Malgré les déclarations sur « la création de passerelles métiers en mettant en place les plans de formation nécessaires », la direction n’a jamais mis en place de budget formation spécifique pour les reclassements. Et au vu des résultats de la GPEC 2011, il est clair que la solution privilégiée par la direction c’est la mobilité externe, en clair : la porte. Car l’objectif de la direction c’est d’ « accélérer notre transformation et réduire rapidement notre structure de coûts », c’est-à-dire que les mesures de la GPEC ne visent pas à faire franchir à l’entreprise un cap prétendument difficile, mais bien à la façonner selon les rêves de la direction : moins d’effectifs, moins de masse salariale, plus de productivité. En conséquence le débat « GPEC ou PSE » n’a pas lieu d’être. La direction appliquera la méthode qui lui semblera la plus efficace pour pousser un maximum de salariés dehors.
Les premières solutions avancées par la direction pour régler ses « problématiques d’emploi » consistent à réinternaliser des postes en sous-traitance, c’est-à-dire renvoyer des collègues prestataires pour confier leur poste à des salariés ALF privés du leur. En fin de compte ce sont toujours des suppressions de postes, avec éventuellement un licenciement à la clé pour les prestataires concernés. Pourtant ce n’est pas le travail qui manque, ce sont les budgets.

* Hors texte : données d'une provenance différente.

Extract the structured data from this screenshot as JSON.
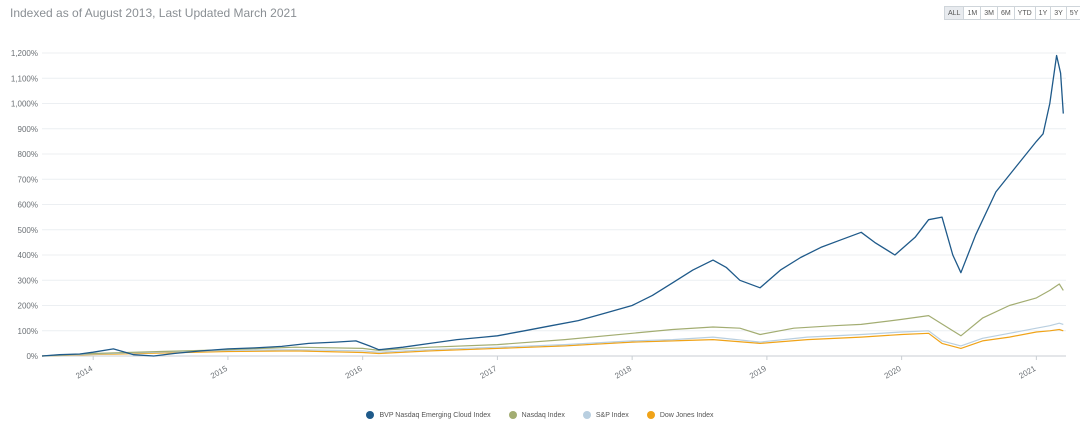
{
  "header": {
    "subtitle": "Indexed as of August 2013, Last Updated March 2021"
  },
  "range_buttons": [
    {
      "label": "ALL",
      "active": true
    },
    {
      "label": "1M",
      "active": false
    },
    {
      "label": "3M",
      "active": false
    },
    {
      "label": "6M",
      "active": false
    },
    {
      "label": "YTD",
      "active": false
    },
    {
      "label": "1Y",
      "active": false
    },
    {
      "label": "3Y",
      "active": false
    },
    {
      "label": "5Y",
      "active": false
    }
  ],
  "chart_data": {
    "type": "line",
    "title": "",
    "xlabel": "",
    "ylabel": "",
    "ylim": [
      0,
      1200
    ],
    "y_ticks": [
      "0%",
      "100%",
      "200%",
      "300%",
      "400%",
      "500%",
      "600%",
      "700%",
      "800%",
      "900%",
      "1,000%",
      "1,100%",
      "1,200%"
    ],
    "x_ticks": [
      {
        "label": "2014",
        "x": 2014.0
      },
      {
        "label": "2015",
        "x": 2015.0
      },
      {
        "label": "2016",
        "x": 2016.0
      },
      {
        "label": "2017",
        "x": 2017.0
      },
      {
        "label": "2018",
        "x": 2018.0
      },
      {
        "label": "2019",
        "x": 2019.0
      },
      {
        "label": "2020",
        "x": 2020.0
      },
      {
        "label": "2021",
        "x": 2021.0
      }
    ],
    "xlim": [
      2013.62,
      2021.22
    ],
    "grid": true,
    "legend_position": "bottom-center",
    "series": [
      {
        "name": "BVP Nasdaq Emerging Cloud Index",
        "color": "#1f5a8a",
        "points": [
          [
            2013.62,
            0
          ],
          [
            2013.75,
            5
          ],
          [
            2013.9,
            8
          ],
          [
            2014.0,
            15
          ],
          [
            2014.15,
            28
          ],
          [
            2014.3,
            5
          ],
          [
            2014.45,
            0
          ],
          [
            2014.6,
            10
          ],
          [
            2014.8,
            20
          ],
          [
            2015.0,
            28
          ],
          [
            2015.2,
            32
          ],
          [
            2015.4,
            38
          ],
          [
            2015.6,
            50
          ],
          [
            2015.8,
            55
          ],
          [
            2015.95,
            60
          ],
          [
            2016.05,
            40
          ],
          [
            2016.12,
            25
          ],
          [
            2016.3,
            35
          ],
          [
            2016.5,
            50
          ],
          [
            2016.7,
            65
          ],
          [
            2016.9,
            75
          ],
          [
            2017.0,
            80
          ],
          [
            2017.2,
            100
          ],
          [
            2017.4,
            120
          ],
          [
            2017.6,
            140
          ],
          [
            2017.8,
            170
          ],
          [
            2018.0,
            200
          ],
          [
            2018.15,
            240
          ],
          [
            2018.3,
            290
          ],
          [
            2018.45,
            340
          ],
          [
            2018.6,
            380
          ],
          [
            2018.7,
            350
          ],
          [
            2018.8,
            300
          ],
          [
            2018.95,
            270
          ],
          [
            2019.1,
            340
          ],
          [
            2019.25,
            390
          ],
          [
            2019.4,
            430
          ],
          [
            2019.55,
            460
          ],
          [
            2019.7,
            490
          ],
          [
            2019.8,
            450
          ],
          [
            2019.95,
            400
          ],
          [
            2020.1,
            470
          ],
          [
            2020.2,
            540
          ],
          [
            2020.3,
            550
          ],
          [
            2020.38,
            400
          ],
          [
            2020.44,
            330
          ],
          [
            2020.55,
            480
          ],
          [
            2020.7,
            650
          ],
          [
            2020.85,
            750
          ],
          [
            2021.0,
            850
          ],
          [
            2021.05,
            880
          ],
          [
            2021.1,
            1000
          ],
          [
            2021.15,
            1190
          ],
          [
            2021.18,
            1120
          ],
          [
            2021.2,
            960
          ]
        ]
      },
      {
        "name": "Nasdaq Index",
        "color": "#a3ad72",
        "points": [
          [
            2013.62,
            0
          ],
          [
            2014.0,
            10
          ],
          [
            2014.5,
            18
          ],
          [
            2015.0,
            25
          ],
          [
            2015.5,
            35
          ],
          [
            2016.0,
            30
          ],
          [
            2016.12,
            22
          ],
          [
            2016.5,
            35
          ],
          [
            2017.0,
            45
          ],
          [
            2017.5,
            65
          ],
          [
            2018.0,
            90
          ],
          [
            2018.3,
            105
          ],
          [
            2018.6,
            115
          ],
          [
            2018.8,
            110
          ],
          [
            2018.95,
            85
          ],
          [
            2019.2,
            110
          ],
          [
            2019.5,
            120
          ],
          [
            2019.7,
            125
          ],
          [
            2020.0,
            145
          ],
          [
            2020.2,
            160
          ],
          [
            2020.35,
            110
          ],
          [
            2020.44,
            80
          ],
          [
            2020.6,
            150
          ],
          [
            2020.8,
            200
          ],
          [
            2021.0,
            230
          ],
          [
            2021.1,
            260
          ],
          [
            2021.17,
            285
          ],
          [
            2021.2,
            260
          ]
        ]
      },
      {
        "name": "S&P Index",
        "color": "#b9cfe0",
        "points": [
          [
            2013.62,
            0
          ],
          [
            2014.0,
            8
          ],
          [
            2014.5,
            15
          ],
          [
            2015.0,
            22
          ],
          [
            2015.5,
            25
          ],
          [
            2016.0,
            20
          ],
          [
            2016.12,
            15
          ],
          [
            2016.5,
            25
          ],
          [
            2017.0,
            35
          ],
          [
            2017.5,
            45
          ],
          [
            2018.0,
            60
          ],
          [
            2018.3,
            65
          ],
          [
            2018.6,
            75
          ],
          [
            2018.95,
            55
          ],
          [
            2019.3,
            75
          ],
          [
            2019.7,
            85
          ],
          [
            2020.0,
            95
          ],
          [
            2020.2,
            100
          ],
          [
            2020.3,
            60
          ],
          [
            2020.44,
            40
          ],
          [
            2020.6,
            70
          ],
          [
            2020.8,
            90
          ],
          [
            2021.0,
            110
          ],
          [
            2021.1,
            120
          ],
          [
            2021.17,
            130
          ],
          [
            2021.2,
            125
          ]
        ]
      },
      {
        "name": "Dow Jones Index",
        "color": "#f0a318",
        "points": [
          [
            2013.62,
            0
          ],
          [
            2014.0,
            6
          ],
          [
            2014.5,
            12
          ],
          [
            2015.0,
            18
          ],
          [
            2015.5,
            20
          ],
          [
            2016.0,
            14
          ],
          [
            2016.12,
            10
          ],
          [
            2016.5,
            20
          ],
          [
            2017.0,
            30
          ],
          [
            2017.5,
            40
          ],
          [
            2018.0,
            55
          ],
          [
            2018.3,
            60
          ],
          [
            2018.6,
            65
          ],
          [
            2018.95,
            50
          ],
          [
            2019.3,
            65
          ],
          [
            2019.7,
            75
          ],
          [
            2020.0,
            85
          ],
          [
            2020.2,
            90
          ],
          [
            2020.3,
            50
          ],
          [
            2020.44,
            30
          ],
          [
            2020.6,
            60
          ],
          [
            2020.8,
            75
          ],
          [
            2021.0,
            95
          ],
          [
            2021.1,
            100
          ],
          [
            2021.17,
            105
          ],
          [
            2021.2,
            100
          ]
        ]
      }
    ]
  }
}
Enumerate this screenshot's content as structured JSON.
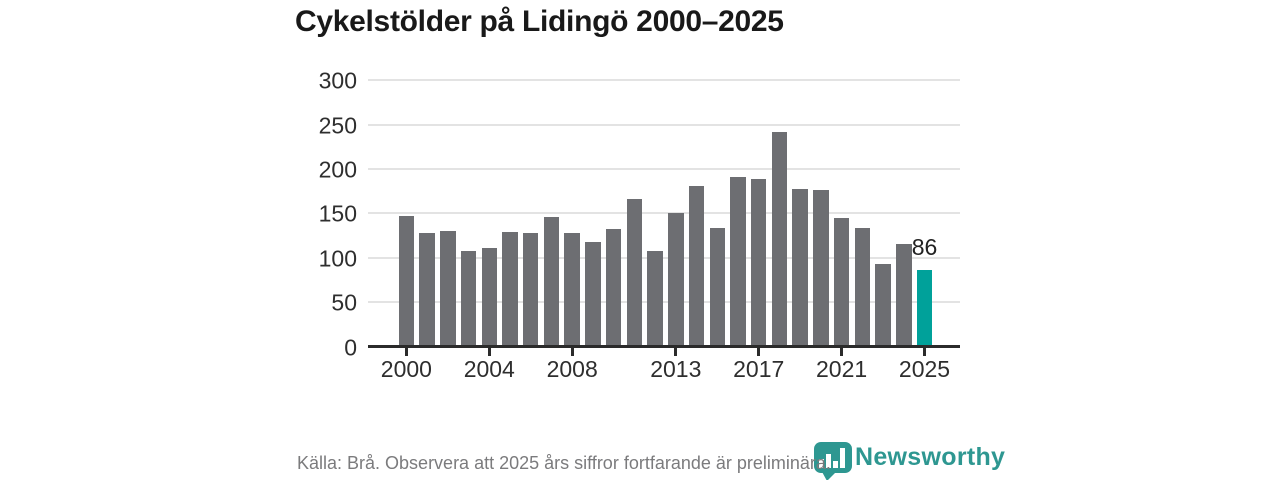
{
  "title": "Cykelstölder på Lidingö 2000–2025",
  "chart_data": {
    "type": "bar",
    "categories": [
      2000,
      2001,
      2002,
      2003,
      2004,
      2005,
      2006,
      2007,
      2008,
      2009,
      2010,
      2011,
      2012,
      2013,
      2014,
      2015,
      2016,
      2017,
      2018,
      2019,
      2020,
      2021,
      2022,
      2023,
      2024,
      2025
    ],
    "values": [
      147,
      128,
      130,
      108,
      111,
      129,
      128,
      146,
      128,
      118,
      132,
      166,
      108,
      150,
      181,
      133,
      191,
      189,
      242,
      178,
      176,
      145,
      133,
      93,
      116,
      86
    ],
    "title": "Cykelstölder på Lidingö 2000–2025",
    "xlabel": "",
    "ylabel": "",
    "ylim": [
      0,
      300
    ],
    "ytick_labels": [
      "0",
      "50",
      "100",
      "150",
      "200",
      "250",
      "300"
    ],
    "yticks": [
      0,
      50,
      100,
      150,
      200,
      250,
      300
    ],
    "xticks": [
      2000,
      2004,
      2008,
      2013,
      2017,
      2021,
      2025
    ],
    "grid": true,
    "legend_position": "none",
    "bar_color": "#6d6e72",
    "highlight_index": 25,
    "highlight_color": "#00a19a",
    "annotation": {
      "index": 25,
      "label": "86"
    }
  },
  "footer": {
    "source_text": "Källa: Brå. Observera att 2025 års siffror fortfarande är preliminära.",
    "brand": "Newsworthy"
  },
  "colors": {
    "title_text": "#191919",
    "axis_text": "#2e2e2e",
    "axis_line": "#2b2b2b",
    "gridline": "#e3e3e3",
    "bar_gray": "#6d6e72",
    "accent_teal": "#00a19a",
    "logo_teal": "#2e9791",
    "footer_text": "#7b7b7d"
  }
}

Bien sûr certains d’entre nous seront bien contents de pouvoir quitter ALF avec la GPEC, en particulier avec les mesures d’âge. Mais les mesures d’un PSE n’auraient sans doute pas été différentes. Cela fait des années que la direction se vante de réaliser ses PSE « au volontariat ». Rien d’étonnant vu les perspectives présentées par la société, la dégradation de la rémunération et des conditions de travail, l’argent mis sur la table pour les départs, le tout agrémenté de pressions individuelles pour susciter des « volontaires ». A cet égard la seule différence dans le cas de la GPEC tient dans les procédures légales à suivre. La GPEC n’est ni meilleure ni pire qu’un PSE, tant que la volonté de la direction est de baisser les effectifs.

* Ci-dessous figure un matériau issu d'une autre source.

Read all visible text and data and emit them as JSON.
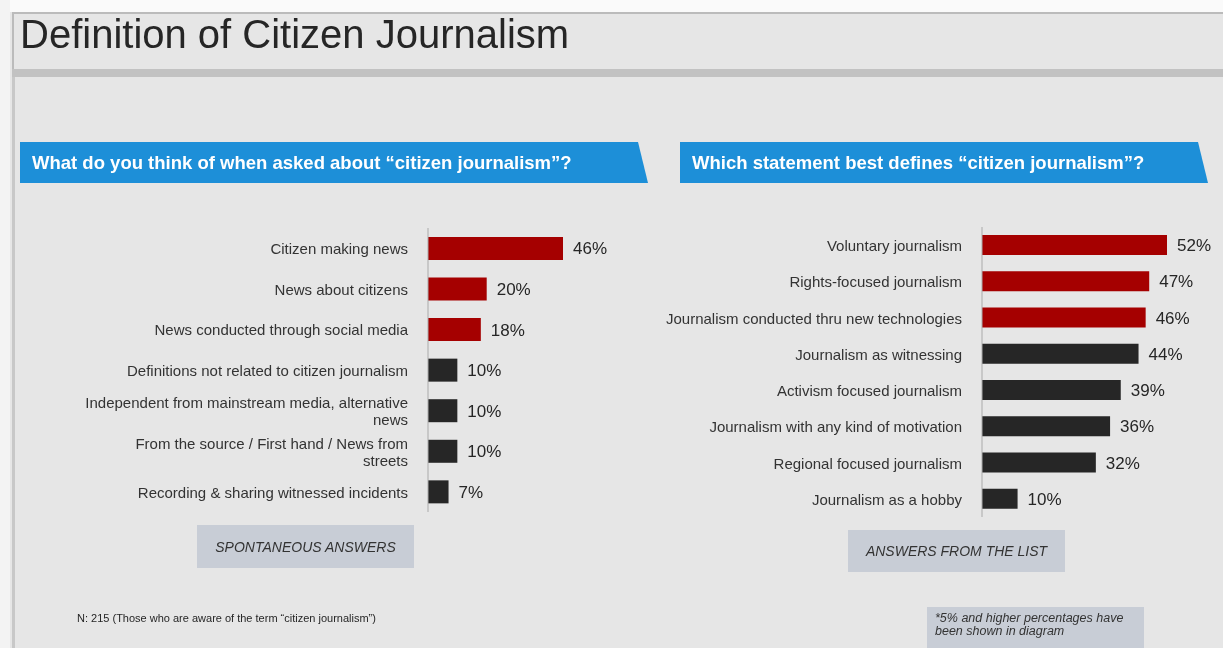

Nous devons faire en sorte qu’il n’y ait pas de mobilité externe hors volontariat véritable, que la direction, comme c’est son obligation légale, fournisse du travail à chaque salarié, quitte à partager le travail entre tous, que les RH soient en charge de trouver des reclassements en interne corrects, et non des propositions de postes inacceptables pour pousser les salariés vers la sortie à l’usure, que de vraies formations soient proposées aux salariés qui devraient changer de métier ou de secteur d’activité, avec un budget adéquat, alors que dans l’accord GPEC rien de spécifique n’est prévu pour ce cas, quand dans le même temps les mesures de mobilité externe sont chiffrées au centime près. Si vous êtes l’objet d’un ciblage individuel pour une suppression de poste, contactez-nous. Si vous n’êtes pas volontaire pour partir, la direction ne peut pas vous y contraindre.

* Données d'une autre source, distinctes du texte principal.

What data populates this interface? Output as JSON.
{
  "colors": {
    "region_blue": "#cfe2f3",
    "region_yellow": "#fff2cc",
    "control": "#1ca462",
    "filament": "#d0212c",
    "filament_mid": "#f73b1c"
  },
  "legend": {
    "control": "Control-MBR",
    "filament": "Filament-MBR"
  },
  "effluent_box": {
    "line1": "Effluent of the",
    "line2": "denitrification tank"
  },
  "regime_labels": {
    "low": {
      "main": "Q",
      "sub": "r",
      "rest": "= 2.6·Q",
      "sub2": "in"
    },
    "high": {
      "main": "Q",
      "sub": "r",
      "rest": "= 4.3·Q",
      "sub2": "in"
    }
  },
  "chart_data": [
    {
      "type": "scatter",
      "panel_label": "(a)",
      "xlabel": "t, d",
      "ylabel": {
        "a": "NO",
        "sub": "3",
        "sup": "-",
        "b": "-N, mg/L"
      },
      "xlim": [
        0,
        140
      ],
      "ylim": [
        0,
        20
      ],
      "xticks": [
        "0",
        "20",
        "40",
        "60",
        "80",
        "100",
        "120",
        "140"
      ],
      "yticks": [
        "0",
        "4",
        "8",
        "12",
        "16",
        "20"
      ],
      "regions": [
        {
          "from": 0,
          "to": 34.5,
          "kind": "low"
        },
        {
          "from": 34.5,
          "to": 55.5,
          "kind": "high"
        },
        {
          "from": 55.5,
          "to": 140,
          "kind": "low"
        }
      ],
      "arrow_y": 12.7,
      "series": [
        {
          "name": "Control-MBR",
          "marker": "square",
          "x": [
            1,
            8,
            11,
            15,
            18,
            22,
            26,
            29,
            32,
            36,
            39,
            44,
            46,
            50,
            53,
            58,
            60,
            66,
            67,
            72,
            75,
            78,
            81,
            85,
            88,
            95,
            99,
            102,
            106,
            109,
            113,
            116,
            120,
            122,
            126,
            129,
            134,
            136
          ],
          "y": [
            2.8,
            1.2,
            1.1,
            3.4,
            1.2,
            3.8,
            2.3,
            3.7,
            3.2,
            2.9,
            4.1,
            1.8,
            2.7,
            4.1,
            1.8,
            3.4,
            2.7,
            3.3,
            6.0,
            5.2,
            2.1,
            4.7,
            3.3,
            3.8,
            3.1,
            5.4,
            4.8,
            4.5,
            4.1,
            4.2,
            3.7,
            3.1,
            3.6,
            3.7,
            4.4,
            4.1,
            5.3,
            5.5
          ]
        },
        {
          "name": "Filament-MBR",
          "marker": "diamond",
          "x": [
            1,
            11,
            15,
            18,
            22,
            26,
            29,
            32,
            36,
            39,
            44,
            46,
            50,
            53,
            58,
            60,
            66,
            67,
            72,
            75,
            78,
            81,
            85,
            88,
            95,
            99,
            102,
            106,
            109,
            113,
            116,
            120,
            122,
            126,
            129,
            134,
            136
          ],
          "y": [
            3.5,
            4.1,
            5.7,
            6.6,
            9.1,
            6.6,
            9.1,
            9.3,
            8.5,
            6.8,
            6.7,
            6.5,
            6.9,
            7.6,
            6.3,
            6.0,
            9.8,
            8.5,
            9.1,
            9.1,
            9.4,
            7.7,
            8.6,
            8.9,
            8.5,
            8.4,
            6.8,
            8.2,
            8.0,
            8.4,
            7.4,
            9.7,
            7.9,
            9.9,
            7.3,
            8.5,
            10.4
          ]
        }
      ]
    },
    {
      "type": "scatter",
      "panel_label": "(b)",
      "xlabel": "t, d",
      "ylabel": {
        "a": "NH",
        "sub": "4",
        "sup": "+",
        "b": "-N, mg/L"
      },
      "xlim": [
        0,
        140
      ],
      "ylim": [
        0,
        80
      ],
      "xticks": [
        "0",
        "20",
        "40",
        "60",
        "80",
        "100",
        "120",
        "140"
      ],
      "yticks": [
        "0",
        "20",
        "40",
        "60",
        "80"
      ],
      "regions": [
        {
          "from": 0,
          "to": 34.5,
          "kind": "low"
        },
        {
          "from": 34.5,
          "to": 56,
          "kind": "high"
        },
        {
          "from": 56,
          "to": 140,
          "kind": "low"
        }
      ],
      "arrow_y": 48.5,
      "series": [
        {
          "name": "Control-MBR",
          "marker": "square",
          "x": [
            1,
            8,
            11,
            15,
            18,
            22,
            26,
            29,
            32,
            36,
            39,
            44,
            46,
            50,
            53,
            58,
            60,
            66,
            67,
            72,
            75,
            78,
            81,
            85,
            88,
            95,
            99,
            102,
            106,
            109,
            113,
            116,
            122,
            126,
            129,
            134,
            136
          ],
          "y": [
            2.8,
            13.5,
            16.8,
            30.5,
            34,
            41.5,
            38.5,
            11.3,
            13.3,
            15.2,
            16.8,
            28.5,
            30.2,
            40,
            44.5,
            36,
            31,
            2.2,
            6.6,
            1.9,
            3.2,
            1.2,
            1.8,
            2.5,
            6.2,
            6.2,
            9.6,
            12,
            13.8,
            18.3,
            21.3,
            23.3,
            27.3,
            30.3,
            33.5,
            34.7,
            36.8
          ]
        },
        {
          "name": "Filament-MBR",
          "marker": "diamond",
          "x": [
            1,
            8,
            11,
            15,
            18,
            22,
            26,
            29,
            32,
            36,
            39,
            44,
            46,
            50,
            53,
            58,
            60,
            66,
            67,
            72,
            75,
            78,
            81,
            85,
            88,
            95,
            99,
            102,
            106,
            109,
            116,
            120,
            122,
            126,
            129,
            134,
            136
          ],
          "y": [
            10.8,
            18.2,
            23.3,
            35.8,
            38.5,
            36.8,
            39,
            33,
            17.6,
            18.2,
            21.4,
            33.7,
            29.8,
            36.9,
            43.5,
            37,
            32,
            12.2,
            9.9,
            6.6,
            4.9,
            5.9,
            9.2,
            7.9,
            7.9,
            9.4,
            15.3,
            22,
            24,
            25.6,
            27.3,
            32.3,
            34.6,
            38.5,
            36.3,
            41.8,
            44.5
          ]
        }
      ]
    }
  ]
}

Certains d’entre nous, sensibles au discours de la direction sur la situation d’ALU, inquiets pour leur emploi, peuvent penser que l’heure n’est pas aux revendications salariales. Pourtant les deux questions résultent du choix de la direction d’utiliser la masse salariale comme variable d’ajustement. Nous n’avons pas à accepter d’être mis à la porte. Nous n’avons pas plus à accepter que notre rémunération continue de prendre du retard, que notre pouvoir d’achat continue de se réduire. Si la direction prétend avoir des difficultés avec les comptes de l’entreprise, il n’y a pas de raison que ça se répercute sur nos comptes en banque.